How can you see this data visualization impacting your own research? Is it useful to you?

Do you think the current search function on the Smithsonian website is a suitable substitute for the HistoryWired site?

One Reply to “Week 4 Practicum: Discontinued Websites and Wordle on Steroids: The Highs and Lows of Visual History Tools”

  1. A couple thoughts here, but overall some really interesting tools this week.

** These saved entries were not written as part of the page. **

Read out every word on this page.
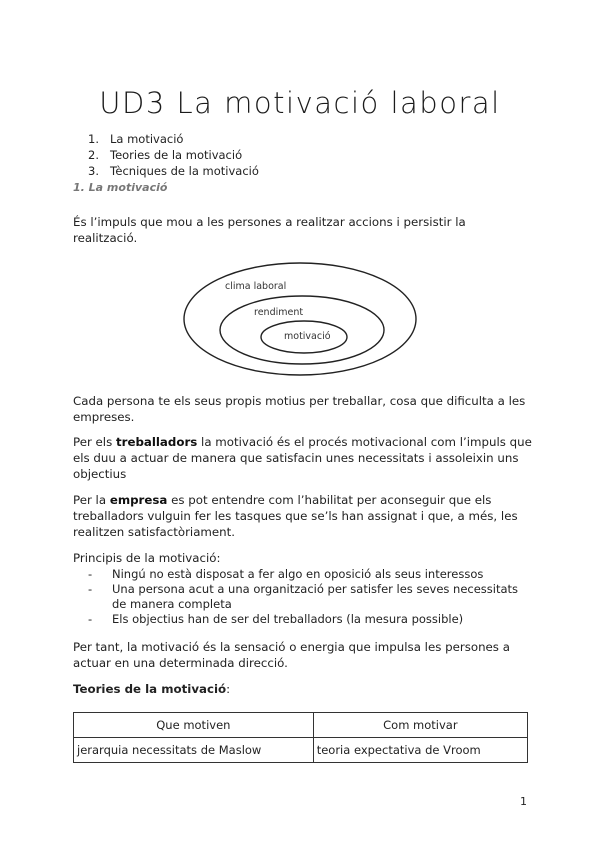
UD3 La motivació laboral
1. La motivació
2. Teories de la motivació
3. Tècniques de la motivació
1. La motivació

És l’impuls que mou a les persones a realitzar accions i persistir la realització.

clima laboral
rendiment
motivació

Cada persona te els seus propis motius per treballar, cosa que dificulta a les empreses.

Per els treballadors la motivació és el procés motivacional com l’impuls que els duu a actuar de manera que satisfacin unes necessitats i assoleixin uns objectius

Per la empresa es pot entendre com l’habilitat per aconseguir que els treballadors vulguin fer les tasques que se’ls han assignat i que, a més, les realitzen satisfactòriament.

Principis de la motivació:

-	Ningú no està disposat a fer algo en oposició als seus interessos
-	Una persona acut a una organització per satisfer les seves necessitats de manera completa
-	Els objectius han de ser del treballadors (la mesura possible)

Per tant, la motivació és la sensació o energia que impulsa les persones a actuar en una determinada direcció.

Teories de la motivació:
Que motiven	Com motivar
jerarquia necessitats de Maslow	teoria expectativa de Vroom
1
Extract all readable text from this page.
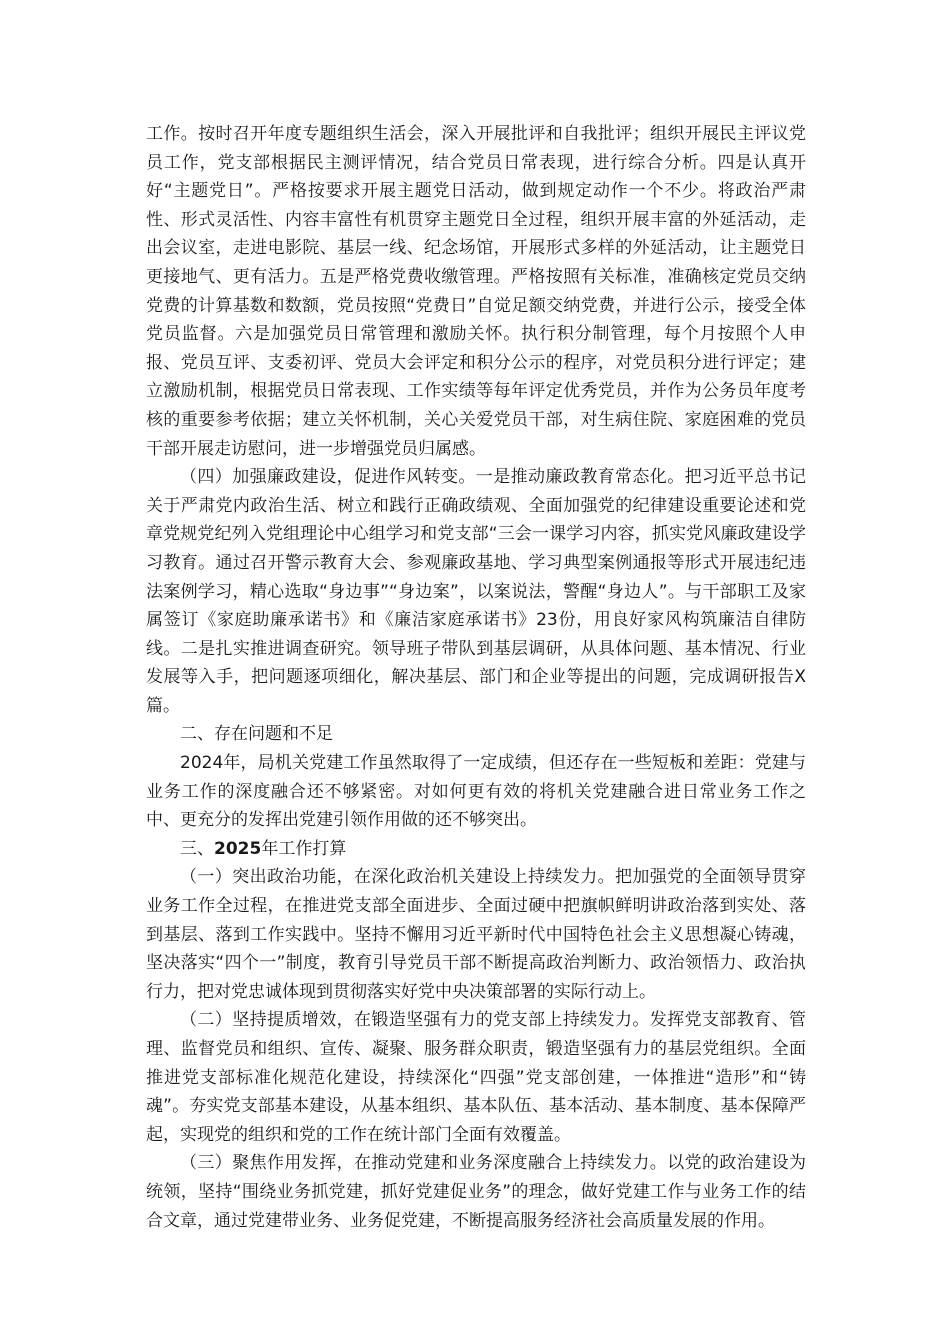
工作。按时召开年度专题组织生活会，深入开展批评和自我批评；组织开展民主评议党员工作，党支部根据民主测评情况，结合党员日常表现，进行综合分析。四是认真开好“主题党日”。严格按要求开展主题党日活动，做到规定动作一个不少。将政治严肃性、形式灵活性、内容丰富性有机贯穿主题党日全过程，组织开展丰富的外延活动，走出会议室，走进电影院、基层一线、纪念场馆，开展形式多样的外延活动，让主题党日更接地气、更有活力。五是严格党费收缴管理。严格按照有关标准，准确核定党员交纳党费的计算基数和数额，党员按照“党费日”自觉足额交纳党费，并进行公示，接受全体党员监督。六是加强党员日常管理和激励关怀。执行积分制管理，每个月按照个人申报、党员互评、支委初评、党员大会评定和积分公示的程序，对党员积分进行评定；建立激励机制，根据党员日常表现、工作实绩等每年评定优秀党员，并作为公务员年度考核的重要参考依据；建立关怀机制，关心关爱党员干部，对生病住院、家庭困难的党员干部开展走访慰问，进一步增强党员归属感。

（四）加强廉政建设，促进作风转变。一是推动廉政教育常态化。把习近平总书记关于严肃党内政治生活、树立和践行正确政绩观、全面加强党的纪律建设重要论述和党章党规党纪列入党组理论中心组学习和党支部“三会一课学习内容，抓实党风廉政建设学习教育。通过召开警示教育大会、参观廉政基地、学习典型案例通报等形式开展违纪违法案例学习，精心选取“身边事”“身边案”，以案说法，警醒“身边人”。与干部职工及家属签订《家庭助廉承诺书》和《廉洁家庭承诺书》23份，用良好家风构筑廉洁自律防线。二是扎实推进调查研究。领导班子带队到基层调研，从具体问题、基本情况、行业发展等入手，把问题逐项细化，解决基层、部门和企业等提出的问题，完成调研报告X篇。

二、存在问题和不足

2024年，局机关党建工作虽然取得了一定成绩，但还存在一些短板和差距：党建与业务工作的深度融合还不够紧密。对如何更有效的将机关党建融合进日常业务工作之中、更充分的发挥出党建引领作用做的还不够突出。

三、2025年工作打算

（一）突出政治功能，在深化政治机关建设上持续发力。把加强党的全面领导贯穿业务工作全过程，在推进党支部全面进步、全面过硬中把旗帜鲜明讲政治落到实处、落到基层、落到工作实践中。坚持不懈用习近平新时代中国特色社会主义思想凝心铸魂，坚决落实“四个一”制度，教育引导党员干部不断提高政治判断力、政治领悟力、政治执行力，把对党忠诚体现到贯彻落实好党中央决策部署的实际行动上。

（二）坚持提质增效，在锻造坚强有力的党支部上持续发力。发挥党支部教育、管理、监督党员和组织、宣传、凝聚、服务群众职责，锻造坚强有力的基层党组织。全面推进党支部标准化规范化建设，持续深化“四强”党支部创建，一体推进“造形”和“铸魂”。夯实党支部基本建设，从基本组织、基本队伍、基本活动、基本制度、基本保障严起，实现党的组织和党的工作在统计部门全面有效覆盖。

（三）聚焦作用发挥，在推动党建和业务深度融合上持续发力。以党的政治建设为统领，坚持“围绕业务抓党建，抓好党建促业务”的理念，做好党建工作与业务工作的结合文章，通过党建带业务、业务促党建，不断提高服务经济社会高质量发展的作用。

    It’s truly a shame about the Smithsonian site, but their attitude about the new database being a more suitable option is kind of heartbreaking. HistoryWired has an element of exploration and community that’s not present or possible with the kind of database that they have now. Which is an attempt to say, in a more professional manner, that it’s not nearly as fun. Digital history projects like HistoryWired have the potential to replicate the museum fun of wandering around and discovering things that searching or clicking around a database does not fulfill. I know their organization is constantly looking at new projects and avenues of engagement, and I hope one day they look at doing another project like HistoryWired.

    Voyant has some really cool possibilities that Wordle doesn’t, especially compared to one of our readings this week. Blevins project about Houston does a lot of the distance reading that Voyant makes possible. It wouldn’t be possible it seems to upload entire 19th century newspapers to Voyant but uploading a blog by posts or something similar could be a really interesting way to track similar data to Blevins project, and maybe even get at some similar themes and problems. Particularly I enjoyed the bubble lines that looked at frequency over time. It’s a shame then that the interface for Voyant seems so difficult to use.

    Excited to look at these again during class.